Bristolski eksperyment
Inspiracją do stworzenia bristolskiego funta był sukces innego brytyjskiego przedsięwzięcia – lokalnej waluty Brixton, jednej z dzielnic południowego Londynu. W Bristolu system będzie nadzorowany przez lokalną unię kredytową. Instytucja ta zajmować się będzie nie tylko przechowywaniem rezerw stanowiących zabezpieczenie nowego pieniądza, ale obsługiwać ma również wymianę pieniądza (na funta brytyjskiego, w stosunku 1:1). Dodatkowo unia będzie zarządzać platformą płatności mobilnych pozwalającą na dokonywanie transakcji z użyciem telefonów komórkowych oraz elektronicznymi transferami.
Mimo, że przedsięwzięcie ma charakter non-profit, to system generuje pewne koszty. Ktoś musi przecież wyprodukować papierowy pieniądz i wprowadzić go do obrotu. Z tego powodu transakcje mobilne i internetowe obciążone są prowizjami przeznaczonymi na utrzymanie systemu. Problem wizerunku banknotów rozwiązano, sięgając po pomysł lokalnej społeczności. W projektowaniu mogą wziąć udział obywatele – wzór zostanie wyłoniony w otwartym konkursie.
Do wyboru lokalnej waluty zachęcać ma 5-procentowa premia przy wymianie oraz specjalne oferty tworzone przez miejscowych handlowców. Przedsiębiorcy gotowi akceptować bristolskiego funta liczą nie tylko na napływ lojalnych klientów, ale także na darmową reklamę w materiałach promujących inicjatywę.
Zbliżeniowe banknoty w Bijlmer
Lokalna waluta może funkcjonować także bez własnych banknotów, „pasożytując” na już istniejącym systemie monetarnym. W Bijlmer, jednej z wielokulturowych dzielnic Amsterdamu, grupa zapaleńców przeprowadziła ciekawy eksperyment. Zamiast tworzyć własny papierowy pieniądz, zdecydowano się wyróżnić już krążące w społeczności banknoty euro, przyklejając na nie zbliżeniowe chipy używane w jednorazowych biletach komunikacji miejskiej.

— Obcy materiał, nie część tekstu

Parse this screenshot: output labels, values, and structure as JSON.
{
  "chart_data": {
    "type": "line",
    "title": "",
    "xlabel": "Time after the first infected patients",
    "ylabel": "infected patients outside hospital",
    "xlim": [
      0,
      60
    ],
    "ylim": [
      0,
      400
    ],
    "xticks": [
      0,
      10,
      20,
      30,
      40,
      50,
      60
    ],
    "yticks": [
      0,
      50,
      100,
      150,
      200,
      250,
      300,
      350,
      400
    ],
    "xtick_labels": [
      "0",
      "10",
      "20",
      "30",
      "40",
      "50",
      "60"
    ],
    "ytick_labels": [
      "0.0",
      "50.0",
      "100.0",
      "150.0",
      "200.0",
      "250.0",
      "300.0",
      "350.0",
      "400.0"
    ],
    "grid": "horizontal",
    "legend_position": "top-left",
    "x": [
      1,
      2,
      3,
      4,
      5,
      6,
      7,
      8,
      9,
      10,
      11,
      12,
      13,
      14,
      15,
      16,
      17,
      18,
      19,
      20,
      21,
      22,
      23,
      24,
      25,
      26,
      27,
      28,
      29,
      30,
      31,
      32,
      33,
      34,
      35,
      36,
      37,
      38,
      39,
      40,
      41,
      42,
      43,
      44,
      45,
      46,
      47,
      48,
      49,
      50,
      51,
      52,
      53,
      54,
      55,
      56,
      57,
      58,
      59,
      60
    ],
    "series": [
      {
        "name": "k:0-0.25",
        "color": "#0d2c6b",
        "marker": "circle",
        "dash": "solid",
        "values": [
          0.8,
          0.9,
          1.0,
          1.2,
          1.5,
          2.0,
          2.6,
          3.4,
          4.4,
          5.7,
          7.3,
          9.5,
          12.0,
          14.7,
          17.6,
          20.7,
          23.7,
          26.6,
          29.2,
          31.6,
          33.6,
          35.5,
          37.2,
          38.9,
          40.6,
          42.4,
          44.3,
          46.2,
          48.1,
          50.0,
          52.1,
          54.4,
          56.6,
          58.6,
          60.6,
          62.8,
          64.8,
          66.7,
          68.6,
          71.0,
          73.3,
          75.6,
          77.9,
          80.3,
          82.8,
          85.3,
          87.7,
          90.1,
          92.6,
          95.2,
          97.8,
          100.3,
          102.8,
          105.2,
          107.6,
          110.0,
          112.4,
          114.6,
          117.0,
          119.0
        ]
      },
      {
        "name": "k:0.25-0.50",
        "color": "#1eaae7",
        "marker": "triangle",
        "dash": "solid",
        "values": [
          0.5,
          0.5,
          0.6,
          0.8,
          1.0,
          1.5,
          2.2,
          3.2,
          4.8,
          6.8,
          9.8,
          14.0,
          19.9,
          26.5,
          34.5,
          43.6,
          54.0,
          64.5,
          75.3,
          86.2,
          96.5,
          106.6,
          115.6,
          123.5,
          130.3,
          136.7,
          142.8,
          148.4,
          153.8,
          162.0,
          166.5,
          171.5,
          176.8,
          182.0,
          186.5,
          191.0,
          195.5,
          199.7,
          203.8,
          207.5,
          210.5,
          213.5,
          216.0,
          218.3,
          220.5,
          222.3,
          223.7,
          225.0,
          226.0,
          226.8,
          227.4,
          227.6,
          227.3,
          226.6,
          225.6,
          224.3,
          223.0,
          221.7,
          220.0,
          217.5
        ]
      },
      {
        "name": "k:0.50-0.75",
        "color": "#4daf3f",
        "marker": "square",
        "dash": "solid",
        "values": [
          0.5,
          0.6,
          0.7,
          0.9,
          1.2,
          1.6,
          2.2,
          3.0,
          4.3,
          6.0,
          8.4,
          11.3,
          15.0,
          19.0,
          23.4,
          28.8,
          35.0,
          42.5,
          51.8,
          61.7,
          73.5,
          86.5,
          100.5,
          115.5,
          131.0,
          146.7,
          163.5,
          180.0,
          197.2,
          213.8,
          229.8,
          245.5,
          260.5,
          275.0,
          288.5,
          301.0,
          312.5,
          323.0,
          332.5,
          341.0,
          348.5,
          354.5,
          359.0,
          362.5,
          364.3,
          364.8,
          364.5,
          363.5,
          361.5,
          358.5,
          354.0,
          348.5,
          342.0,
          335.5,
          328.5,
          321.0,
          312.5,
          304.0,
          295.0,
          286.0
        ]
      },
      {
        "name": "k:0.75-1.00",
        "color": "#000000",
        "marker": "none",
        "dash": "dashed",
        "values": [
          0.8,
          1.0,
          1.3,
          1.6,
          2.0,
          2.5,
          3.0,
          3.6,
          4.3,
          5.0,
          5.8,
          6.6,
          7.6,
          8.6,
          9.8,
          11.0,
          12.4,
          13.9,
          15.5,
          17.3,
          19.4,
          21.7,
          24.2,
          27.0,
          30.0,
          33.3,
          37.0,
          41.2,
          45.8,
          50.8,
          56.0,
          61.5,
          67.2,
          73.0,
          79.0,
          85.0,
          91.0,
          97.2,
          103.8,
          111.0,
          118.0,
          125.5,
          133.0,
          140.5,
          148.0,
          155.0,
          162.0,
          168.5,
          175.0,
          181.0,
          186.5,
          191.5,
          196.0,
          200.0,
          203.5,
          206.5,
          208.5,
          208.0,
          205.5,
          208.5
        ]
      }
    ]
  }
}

Taki sposób kreacji lokalnego pieniądza ma wiele zalet – nie trzeba tworzyć skomplikowanego systemu wymiany walut, a użytkownicy sami mogą emitować własne banknoty. Wystarczy z niepotrzebnego już biletu wyciągnąć antenę i chip, mocząc kartę w acetonie, a następnie nakleić ten element wraz z logo Bijlmer Euro na banknot o dowolnym nominale.
Taki zbliżeniowy banknot, korzystający z technologii RFID, może być z łatwością rozpoznany w sklepach biorących udział w obiegu lokalnej waluty. Kupujący posługujący się Bijlmer Euro mogą być premiowani, np. poprzez zniżki czy dostęp do promocyjnej oferty. Dodatkowo, dzięki podłączeniu zbliżeniowych czytników do sieci, można śledzić obieg lokalnego pieniądza i obserwować, jakie powiązania wytwarza on w lokalnej społeczności. Na stronie internetowej projektu zamieszczono dzięki temu wizualizację przedstawiającą przepływ środków pomiędzy sprzedawcami.
Własna waluta dla wspólnego dobra
Postępująca globalizacja sprawia, że coraz częściej sięgamy po produkty i usługi pochodzące nawet z drugiego krańca globu. Cierpi na tym nie tylko miejscowy biznes, ale również środowisko. Zwolennicy lokalnych walut mają nadzieję, że pomogą one odwrócić te, niekorzystne ich zdaniem, zmiany.
Stworzenie i uruchomienie miniaturowego systemu monetarnego jest jednak zadaniem dość skomplikowanym i pracochłonnym. Alternatywny pieniądz napotyka na te same problemy, co powszechnie akceptowany środek płatniczy – musi zostać zabezpieczony przed fałszerstwem i być wymienialny na inne formy pieniądza. W miarę jak rozwijać się będą systemy płatności mobilnych i inne nowoczesne formy pieniądza bezgotówkowego, tworzenie lokalnych walut będzie jednak coraz łatwiejsze i tańsze. Być może moda na własną walutę dotrze kiedyś także do polskich miast.